Watkins contestava quanto sostenevano molti viaggiatori europei, che
fosse cioè impossibile per un bianco usare il kayak in maniera
efficiente, mentre lui era convinto, e lo dimostrò, che gli europei
avrebbero potuto acquisire in kayak la stessa dimestichezza degli
Inuit: i dieci membri della spedizione inglese del 1932 si
allenarono duramente nel corso di un mese intero e alla fine tutti
potevano eseguire correttamente l’eskimo a destra e addirittura un
paio di loro anche l’eskimo senza pagaia, cosa che solo pochi Inuit
erano in grado di fare.
Il giusto orgoglio per la riuscita lo aveva convinto a portare un
paio di kayak in legno e pelli di foca in Inghilterra e, come si
vede nel corso del documentario, a fare una serie di esibizioni nel
River Cam, in condizioni meno estreme dell’Artico, tanto che il suo
compagno John Rymill si esercita in canottiera bianca. Anche se ad
un certo punto indossa uno splendido anorak decorato. I due si
esibiscono nell’eskimo, nel lancio dell’arpione e nei salvataggi in
caso di fallimento dell’eskimo. Le tecniche, per quanto efficaci,
non erano raffinate ed in alcuni casi si assiste al fallimento della
manovra, oppure alla riuscita dopo ben due tentativi, quando ormai
il compagno si era tuffato in acqua per raggiungere il kayak del
malcapitato. La pagaia utilizzata da Gino Watkins durante le
esercitazioni è un modello tradizionale in legno con il bordo
rinforzato in osso, come anche la punta, arrotondata e bianca. La
mano esterna stringe l’estremità della pagaia come una pinza, e
questa posizione è stata a lungo adottata prima di recuperare la più
rilassata ed efficace posizione groenlandese intorno alla pala.

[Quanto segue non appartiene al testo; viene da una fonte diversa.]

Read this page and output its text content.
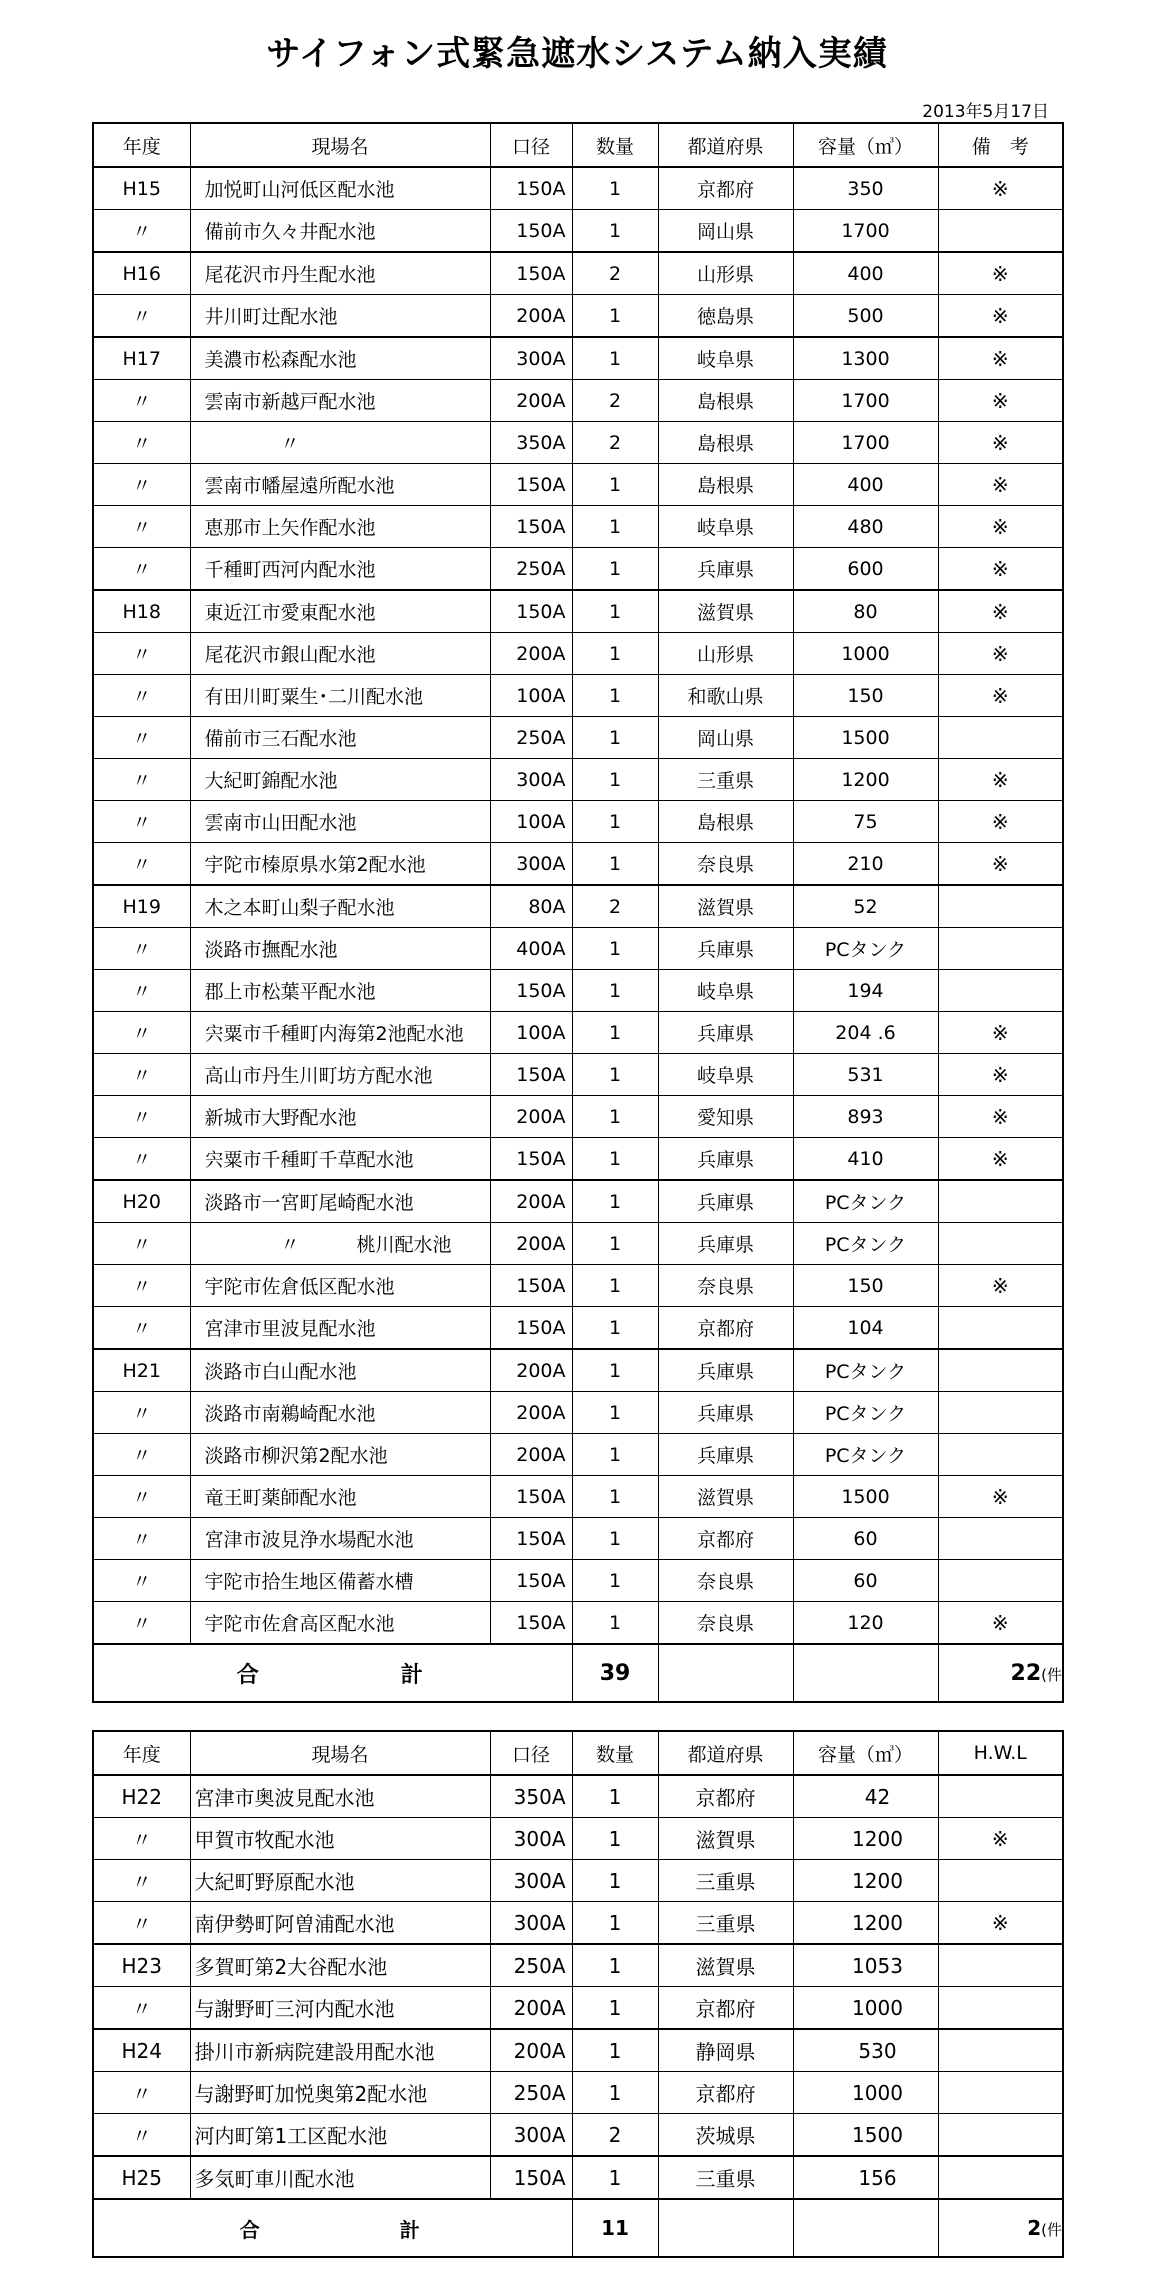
サイフォン式緊急遮水システム納入実績
2013年5月17日
年度	現場名	口径	数量	都道府県	容量（㎥）	備　考
H15	加悦町山河低区配水池	150A	1	京都府	350	※
〃	備前市久々井配水池	150A	1	岡山県	1700	
H16	尾花沢市丹生配水池	150A	2	山形県	400	※
〃	井川町辻配水池	200A	1	徳島県	500	※
H17	美濃市松森配水池	300A	1	岐阜県	1300	※
〃	雲南市新越戸配水池	200A	2	島根県	1700	※
〃	　　　　〃	350A	2	島根県	1700	※
〃	雲南市幡屋遠所配水池	150A	1	島根県	400	※
〃	恵那市上矢作配水池	150A	1	岐阜県	480	※
〃	千種町西河内配水池	250A	1	兵庫県	600	※
H18	東近江市愛東配水池	150A	1	滋賀県	80	※
〃	尾花沢市銀山配水池	200A	1	山形県	1000	※
〃	有田川町粟生･二川配水池	100A	1	和歌山県	150	※
〃	備前市三石配水池	250A	1	岡山県	1500	
〃	大紀町錦配水池	300A	1	三重県	1200	※
〃	雲南市山田配水池	100A	1	島根県	75	※
〃	宇陀市榛原県水第2配水池	300A	1	奈良県	210	※
H19	木之本町山梨子配水池	80A	2	滋賀県	52	
〃	淡路市撫配水池	400A	1	兵庫県	PCタンク	
〃	郡上市松葉平配水池	150A	1	岐阜県	194	
〃	宍粟市千種町内海第2池配水池	100A	1	兵庫県	204 .6	※
〃	高山市丹生川町坊方配水池	150A	1	岐阜県	531	※
〃	新城市大野配水池	200A	1	愛知県	893	※
〃	宍粟市千種町千草配水池	150A	1	兵庫県	410	※
H20	淡路市一宮町尾崎配水池	200A	1	兵庫県	PCタンク	
〃	　　　　〃　　　桃川配水池	200A	1	兵庫県	PCタンク	
〃	宇陀市佐倉低区配水池	150A	1	奈良県	150	※
〃	宮津市里波見配水池	150A	1	京都府	104	
H21	淡路市白山配水池	200A	1	兵庫県	PCタンク	
〃	淡路市南鵜崎配水池	200A	1	兵庫県	PCタンク	
〃	淡路市柳沢第2配水池	200A	1	兵庫県	PCタンク	
〃	竜王町薬師配水池	150A	1	滋賀県	1500	※
〃	宮津市波見浄水場配水池	150A	1	京都府	60	
〃	宇陀市拾生地区備蓄水槽	150A	1	奈良県	60	
〃	宇陀市佐倉高区配水池	150A	1	奈良県	120	※
合　計			39			22(件
年度	現場名	口径	数量	都道府県	容量（㎥）	H.W.L
H22	宮津市奥波見配水池	350A	1	京都府	42	
〃	甲賀市牧配水池	300A	1	滋賀県	1200	※
〃	大紀町野原配水池	300A	1	三重県	1200	
〃	南伊勢町阿曽浦配水池	300A	1	三重県	1200	※
H23	多賀町第2大谷配水池	250A	1	滋賀県	1053	
〃	与謝野町三河内配水池	200A	1	京都府	1000	
H24	掛川市新病院建設用配水池	200A	1	静岡県	530	
〃	与謝野町加悦奥第2配水池	250A	1	京都府	1000	
〃	河内町第1工区配水池	300A	2	茨城県	1500	
H25	多気町車川配水池	150A	1	三重県	156	
合　計			11			2(件
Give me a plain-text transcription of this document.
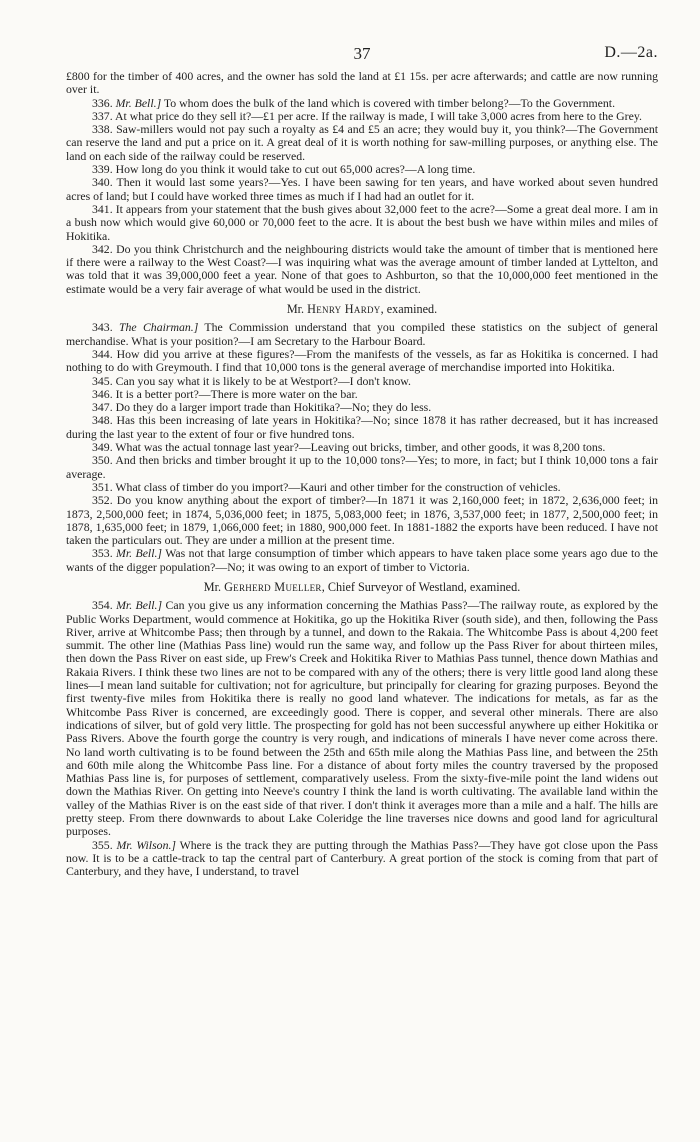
37	D.—2a.

£800 for the timber of 400 acres, and the owner has sold the land at £1 15s. per acre afterwards; and cattle are now running over it.

336. Mr. Bell.] To whom does the bulk of the land which is covered with timber belong?—To the Government.

337. At what price do they sell it?—£1 per acre. If the railway is made, I will take 3,000 acres from here to the Grey.

338. Saw-millers would not pay such a royalty as £4 and £5 an acre; they would buy it, you think?—The Government can reserve the land and put a price on it. A great deal of it is worth nothing for saw-milling purposes, or anything else. The land on each side of the railway could be reserved.

339. How long do you think it would take to cut out 65,000 acres?—A long time.

340. Then it would last some years?—Yes. I have been sawing for ten years, and have worked about seven hundred acres of land; but I could have worked three times as much if I had had an outlet for it.

341. It appears from your statement that the bush gives about 32,000 feet to the acre?—Some a great deal more. I am in a bush now which would give 60,000 or 70,000 feet to the acre. It is about the best bush we have within miles and miles of Hokitika.

342. Do you think Christchurch and the neighbouring districts would take the amount of timber that is mentioned here if there were a railway to the West Coast?—I was inquiring what was the average amount of timber landed at Lyttelton, and was told that it was 39,000,000 feet a year. None of that goes to Ashburton, so that the 10,000,000 feet mentioned in the estimate would be a very fair average of what would be used in the district.

Mr. Henry Hardy, examined.

343. The Chairman.] The Commission understand that you compiled these statistics on the subject of general merchandise. What is your position?—I am Secretary to the Harbour Board.

344. How did you arrive at these figures?—From the manifests of the vessels, as far as Hokitika is concerned. I had nothing to do with Greymouth. I find that 10,000 tons is the general average of merchandise imported into Hokitika.

345. Can you say what it is likely to be at Westport?—I don't know.

346. It is a better port?—There is more water on the bar.

347. Do they do a larger import trade than Hokitika?—No; they do less.

348. Has this been increasing of late years in Hokitika?—No; since 1878 it has rather decreased, but it has increased during the last year to the extent of four or five hundred tons.

349. What was the actual tonnage last year?—Leaving out bricks, timber, and other goods, it was 8,200 tons.

350. And then bricks and timber brought it up to the 10,000 tons?—Yes; to more, in fact; but I think 10,000 tons a fair average.

351. What class of timber do you import?—Kauri and other timber for the construction of vehicles.

352. Do you know anything about the export of timber?—In 1871 it was 2,160,000 feet; in 1872, 2,636,000 feet; in 1873, 2,500,000 feet; in 1874, 5,036,000 feet; in 1875, 5,083,000 feet; in 1876, 3,537,000 feet; in 1877, 2,500,000 feet; in 1878, 1,635,000 feet; in 1879, 1,066,000 feet; in 1880, 900,000 feet. In 1881-1882 the exports have been reduced. I have not taken the particulars out. They are under a million at the present time.

353. Mr. Bell.] Was not that large consumption of timber which appears to have taken place some years ago due to the wants of the digger population?—No; it was owing to an export of timber to Victoria.

Mr. Gerherd Mueller, Chief Surveyor of Westland, examined.

354. Mr. Bell.] Can you give us any information concerning the Mathias Pass?—The railway route, as explored by the Public Works Department, would commence at Hokitika, go up the Hokitika River (south side), and then, following the Pass River, arrive at Whitcombe Pass; then through by a tunnel, and down to the Rakaia. The Whitcombe Pass is about 4,200 feet summit. The other line (Mathias Pass line) would run the same way, and follow up the Pass River for about thirteen miles, then down the Pass River on east side, up Frew's Creek and Hokitika River to Mathias Pass tunnel, thence down Mathias and Rakaia Rivers. I think these two lines are not to be compared with any of the others; there is very little good land along these lines—I mean land suitable for cultivation; not for agriculture, but principally for clearing for grazing purposes. Beyond the first twenty-five miles from Hokitika there is really no good land whatever. The indications for metals, as far as the Whitcombe Pass River is concerned, are exceedingly good. There is copper, and several other minerals. There are also indications of silver, but of gold very little. The prospecting for gold has not been successful anywhere up either Hokitika or Pass Rivers. Above the fourth gorge the country is very rough, and indications of minerals I have never come across there. No land worth cultivating is to be found between the 25th and 65th mile along the Mathias Pass line, and between the 25th and 60th mile along the Whitcombe Pass line. For a distance of about forty miles the country traversed by the proposed Mathias Pass line is, for purposes of settlement, comparatively useless. From the sixty-five-mile point the land widens out down the Mathias River. On getting into Neeve's country I think the land is worth cultivating. The available land within the valley of the Mathias River is on the east side of that river. I don't think it averages more than a mile and a half. The hills are pretty steep. From there downwards to about Lake Coleridge the line traverses nice downs and good land for agricultural purposes.

355. Mr. Wilson.] Where is the track they are putting through the Mathias Pass?—They have got close upon the Pass now. It is to be a cattle-track to tap the central part of Canterbury. A great portion of the stock is coming from that part of Canterbury, and they have, I understand, to travel
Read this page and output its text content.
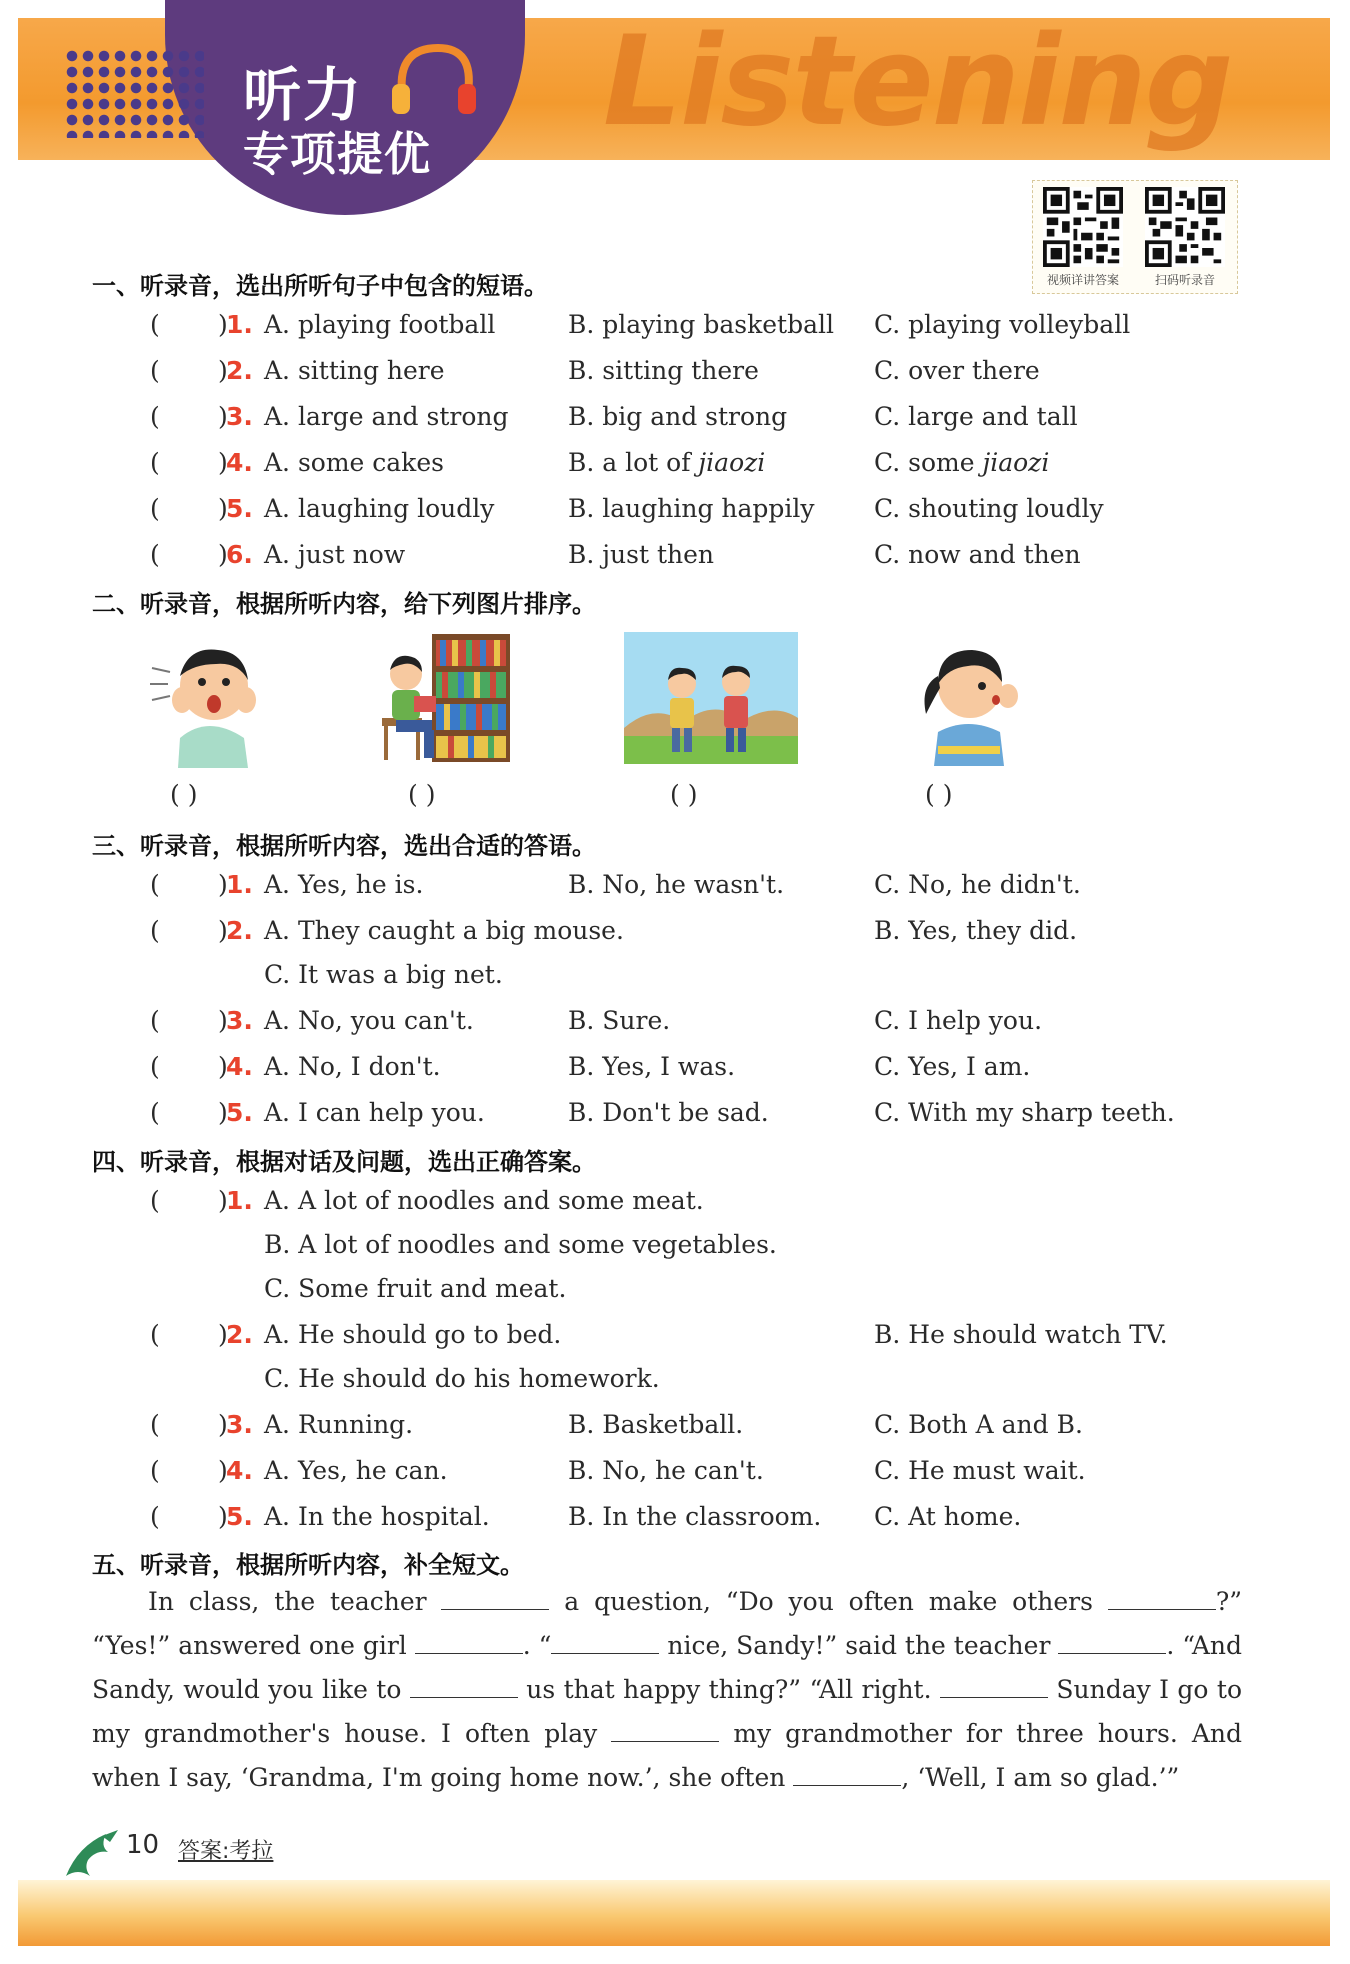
Listening
听力
专项提优
视频详讲答案	扫码听录音
一、听录音，选出所听句子中包含的短语。
( )
1. A. playing football	B. playing basketball C. playing volleyball
( )
2. A. sitting here	B. sitting there	C. over there
( )
3. A. large and strong B. big and strong	C. large and tall
( )
4. A. some cakes	B. a lot of jiaozi	C. some jiaozi
( )
5. A. laughing loudly	B. laughing happily C. shouting loudly
( )
6. A. just now	B. just then	C. now and then
二、听录音，根据所听内容，给下列图片排序。
( )	( )	( )	( )
三、听录音，根据所听内容，选出合适的答语。
( )
1. A. Yes, he is.	B. No, he wasn't.	C. No, he didn't.
( )
2. A. They caught a big mouse.	B. Yes, they did.
C. It was a big net.
( )
3. A. No, you can't.	B. Sure.	C. I help you.
( )
4. A. No, I don't.	B. Yes, I was.	C. Yes, I am.
( )
5. A. I can help you.	B. Don't be sad.	C. With my sharp teeth.
四、听录音，根据对话及问题，选出正确答案。
( )
1. A. A lot of noodles and some meat.
B. A lot of noodles and some vegetables.
C. Some fruit and meat.
( )
2. A. He should go to bed.	B. He should watch TV.
C. He should do his homework.
( )
3. A. Running.	B. Basketball.	C. Both A and B.
( )
4. A. Yes, he can.	B. No, he can't.	C. He must wait.
( )
5. A. In the hospital.	B. In the classroom. C. At home.
五、听录音，根据所听内容，补全短文。

In class, the teacher	a question, “Do you often make others	?” “Yes!” answered one girl	. “	nice, Sandy!” said the teacher	. “And Sandy, would you like to	us that happy thing?” “All right.	Sunday I go to my grandmother's house. I often play	my grandmother for three hours. And when I say, ‘Grandma, I'm going home now.’, she often	, ‘Well, I am so glad.’”

10 答案:考拉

Diverse sequenze sono proposte al rallentatore ed
alcuni eskimi sono eseguiti con vera maestria, come quello a pala
lunga in appoggio basso, l’eskimo da tempesta in perfetta posizione
di chiusura in avanti. La pratica prevede anche l’eskimo con il
legno da lancio e con le mani, sia a destra che a sinistra e
colpisce la determinazione dei compagni di Watkins nell’esercitarsi
in acque invase da piccoli icerberg.
Il documentario si chiude sulle scene di una trasferta in barca
dell’intera comunità, i cacciatori sui kayak armati di tutto punto,
arpioni, galleggiante (avatak) e velette per la mimetizzazione, le
donne sull’umiak, remando in sincrono con remi ad una sola pala.
Le 16 tavole con poche frasi esplicative rendono bene la sequenza di
immagini e anche se non c’è traccia di dialoghi, né tanto meno di
colonna sonora, il documentario rende merito all’attività svolta da
Gino Watkins, che rappresenta una pietra miliare nella diffusione in
Europa del kayak da mare groenlandese.